Que pense-t-il de mon
corps, lui qui le voit depuis des années se transformer, changer,
vieillir et s'abîmer ? Je n'aime plus me regarder dans ses yeux, j'ai si
peur d'y voir de la pitié ou de la répugnance, même s'il est plus
probable qu'il n'y ait même plus de regard. Est-il seulement possible
qu'il me voie encore autrement que comme la mère de ses enfants ? Ce que
nous avons vécu ensemble, tout en nous liant l'un à l'autre, nous
éloigne aussi. Car il faut de la distance pour bien regarder, et nous
sommes trop proches.
Maintenant je suis face à une alternative
insoluble : me dessécher lentement devant un compagnon qui se souvient
de mon corps d'avant, et peut mesurer la lente déchéance... ou affronter
les yeux d'un autre, exposer mes défauts, les marques de ma vie,
impossible ! Peut-être qu'à cause des enfants mon corps ne m'appartient
plus, il est leur à présent, c'est trop tard... je ne peux plus le
donner. Je ne veux plus.
Les
salles, hautes entre les piliers carrés, se succèdent. Dans certaines
brûlent des feux dans des foyers ouverts, la fumée s'échappe par des
ouvertures au plafond qui doivent traverser des épaisseurs de roche pour
atteindre la surface, au-dessus de l'ancienne carrière de pierre. Les
excavations offrent un abri sûr au groupe de personnes installées là,
réunies pour réaliser quelque chose sans doute, un projet, une
révolution même. Elle a déjà passé du temps avec eux, c'est lui qui l'a
amenée là, celui dont elle partage les yeux. A présent elle connaît son
visage mieux que le sien, son nom, ses gestes et ses aspirations.
Le
soir autour des feux il n'est pas toujours près d'elle, il parle avec
les hommes et elle le voit de loin, ses traits animés par les flammes du
foyer et par sa flamme intérieure. D'autres fois c'est elle qui
participe à une conversation, elle ne pense pas à lui mais elle surprend
son regard intensément braqué sur elle, et il n'a pas besoin de
sourire.
Quelquefois il part plusieurs jours, elle doit rester, un
danger flou pèse sur ceux qui sortent. Elle l'attend mais son retour la
surprend toujours, parfois endormie et soudain ses cheveux sont contre
son visage, parfois elle s'affaire et il est là, avec dans l'ombre sa
bouche qui attend. Le soir le froid monte du sol et l'humidité descend
du plafond, des murs, et au milieu tout est transi. Le seul moyen pour
elle de dormir est d'être serrée contre lui, poitrine contre poitrine,
ventre contre ventre, elle inspire il expire il inspire elle expire, des
siamois. Quelque chose pousse entre eux, l’arbre de leurs poumons prend
racines, s’épanouit jusqu’au bout de ses ramifications qu’elle sent se
déplier en elle. Les radicelles enfoncées dans le terreau de leurs
pensées, de leurs désirs, les relient, vivantes et pleines de vigueur.
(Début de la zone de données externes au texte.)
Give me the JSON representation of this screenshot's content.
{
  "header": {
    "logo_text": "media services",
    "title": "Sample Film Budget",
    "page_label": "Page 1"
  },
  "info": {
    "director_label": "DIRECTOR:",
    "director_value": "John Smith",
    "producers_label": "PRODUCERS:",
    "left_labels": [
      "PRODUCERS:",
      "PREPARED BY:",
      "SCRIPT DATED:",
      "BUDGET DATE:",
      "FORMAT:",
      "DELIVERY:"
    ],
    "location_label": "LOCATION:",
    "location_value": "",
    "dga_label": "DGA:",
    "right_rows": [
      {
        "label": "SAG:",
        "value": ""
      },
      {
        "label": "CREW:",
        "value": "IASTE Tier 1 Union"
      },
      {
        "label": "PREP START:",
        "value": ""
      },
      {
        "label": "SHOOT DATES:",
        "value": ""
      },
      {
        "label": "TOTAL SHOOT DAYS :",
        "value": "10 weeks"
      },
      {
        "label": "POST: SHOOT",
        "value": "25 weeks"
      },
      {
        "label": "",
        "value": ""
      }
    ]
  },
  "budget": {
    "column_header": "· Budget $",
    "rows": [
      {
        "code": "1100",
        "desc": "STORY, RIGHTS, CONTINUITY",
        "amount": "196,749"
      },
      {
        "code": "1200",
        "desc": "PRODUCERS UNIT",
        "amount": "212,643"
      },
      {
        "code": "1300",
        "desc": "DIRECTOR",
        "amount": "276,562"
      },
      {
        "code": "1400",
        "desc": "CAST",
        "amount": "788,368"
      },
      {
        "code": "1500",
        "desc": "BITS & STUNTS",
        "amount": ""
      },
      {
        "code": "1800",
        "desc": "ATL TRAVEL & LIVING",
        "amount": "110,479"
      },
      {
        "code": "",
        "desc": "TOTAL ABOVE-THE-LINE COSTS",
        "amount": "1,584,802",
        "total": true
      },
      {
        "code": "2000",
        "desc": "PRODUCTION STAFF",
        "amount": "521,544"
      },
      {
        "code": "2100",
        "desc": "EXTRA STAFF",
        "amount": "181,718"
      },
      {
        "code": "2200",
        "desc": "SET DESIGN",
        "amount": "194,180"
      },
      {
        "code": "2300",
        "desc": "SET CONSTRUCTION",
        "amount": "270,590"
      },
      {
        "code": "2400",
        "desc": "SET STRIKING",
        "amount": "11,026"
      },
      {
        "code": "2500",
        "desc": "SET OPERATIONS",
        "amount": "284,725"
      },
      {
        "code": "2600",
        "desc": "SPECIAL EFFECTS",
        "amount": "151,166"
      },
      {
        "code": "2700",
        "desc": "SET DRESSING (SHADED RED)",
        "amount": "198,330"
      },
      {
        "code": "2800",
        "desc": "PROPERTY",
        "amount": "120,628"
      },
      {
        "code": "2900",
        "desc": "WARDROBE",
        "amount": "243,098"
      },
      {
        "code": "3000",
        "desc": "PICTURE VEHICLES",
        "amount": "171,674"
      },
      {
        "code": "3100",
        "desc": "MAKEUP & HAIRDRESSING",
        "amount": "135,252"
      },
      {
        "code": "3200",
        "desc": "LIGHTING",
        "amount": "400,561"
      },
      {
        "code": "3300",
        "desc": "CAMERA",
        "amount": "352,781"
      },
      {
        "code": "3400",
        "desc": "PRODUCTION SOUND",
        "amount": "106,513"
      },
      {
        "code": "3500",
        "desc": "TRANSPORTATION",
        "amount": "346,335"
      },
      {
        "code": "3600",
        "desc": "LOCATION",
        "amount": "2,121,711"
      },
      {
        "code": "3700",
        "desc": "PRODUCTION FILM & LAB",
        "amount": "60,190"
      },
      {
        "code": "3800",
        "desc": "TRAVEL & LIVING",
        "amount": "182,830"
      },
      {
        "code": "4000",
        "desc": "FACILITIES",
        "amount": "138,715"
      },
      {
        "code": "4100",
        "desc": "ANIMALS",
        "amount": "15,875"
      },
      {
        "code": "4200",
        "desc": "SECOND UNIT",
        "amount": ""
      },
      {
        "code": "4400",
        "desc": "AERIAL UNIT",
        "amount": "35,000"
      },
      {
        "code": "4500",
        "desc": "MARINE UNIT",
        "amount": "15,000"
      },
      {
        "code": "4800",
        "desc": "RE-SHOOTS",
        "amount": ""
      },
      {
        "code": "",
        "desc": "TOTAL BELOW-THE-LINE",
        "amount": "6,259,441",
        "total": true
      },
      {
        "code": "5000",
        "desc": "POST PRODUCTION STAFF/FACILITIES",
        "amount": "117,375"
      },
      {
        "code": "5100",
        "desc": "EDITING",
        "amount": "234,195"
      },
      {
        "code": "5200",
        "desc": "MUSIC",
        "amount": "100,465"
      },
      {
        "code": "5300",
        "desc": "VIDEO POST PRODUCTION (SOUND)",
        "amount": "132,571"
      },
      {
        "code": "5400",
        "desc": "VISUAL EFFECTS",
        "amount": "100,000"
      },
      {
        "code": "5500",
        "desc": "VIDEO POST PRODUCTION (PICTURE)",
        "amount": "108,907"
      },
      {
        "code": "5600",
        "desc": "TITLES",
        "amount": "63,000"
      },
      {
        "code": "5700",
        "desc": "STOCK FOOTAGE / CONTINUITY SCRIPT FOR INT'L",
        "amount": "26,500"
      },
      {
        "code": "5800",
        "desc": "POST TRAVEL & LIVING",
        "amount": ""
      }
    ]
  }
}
Le sang et la sève se confondent.
Je dois
aller travailler en voiture et je n’aime pas ça. D’habitude je me laisse
bercer par le train, même heure, mêmes visages, pas besoin de me
concentrer ; parfois je n’ai aucun souvenir des trajets, ces moments
hors de tout. Dans la voiture il y a du bruit, du mouvement. Je dois
faire attention, être là. Les voix à la radio m’aident à rester
présente, mais parfois un morceau de musique vient modifier mon rythme
cérébral. Je ne sais pas pourquoi, au terme de quelle évolution
souterraine je regarde ce matin-là différemment autour de moi. Le soleil
se lève derrière la brume, éclairant la plaine d’un grand halo doré
dont on ne distingue pas l’origine. Les bosquets, les villages plus loin
forment des silhouettes aux contours nets mais sans détails, seulement
des ombres découpées dans un dégradé de gris-mauve sur la clarté du
ciel. Au milieu du champ, là, presque déjà dépassé à la vitesse de
l’autoroute, un arbre solitaire dresse ses branches encore nues. Sa
forme est parfaite, il est de ceux que l’on photographie aux quatre
saisons pour mettre sur les cartes postales. Tout à coup les larmes me
montent aux yeux, cela ne m’est pas arrivé depuis des mois. Tout se
brouille et je voudrais les retenir mais je dois les laisser couler pour
ne pas être aveuglée. Je pleure sur ce qui est beau comme sur ce qui
est terminé ou perdu, et j'ai mal, mais je bénis cette douleur qui me
dit que je suis encore vivante, que les choses peuvent de nouveau me
traverser en laissant leur marque, que je ne suis plus un fantôme. Je
retrouve la sensibilité comme dans un membre ankylosé le sang se remet à
circuler. Ça pique, des aiguilles enfoncées dans la chair, mais je peux
bouger, enfin.
Quels
sont les termes consacrés ? « Je ressens les premières douleurs... »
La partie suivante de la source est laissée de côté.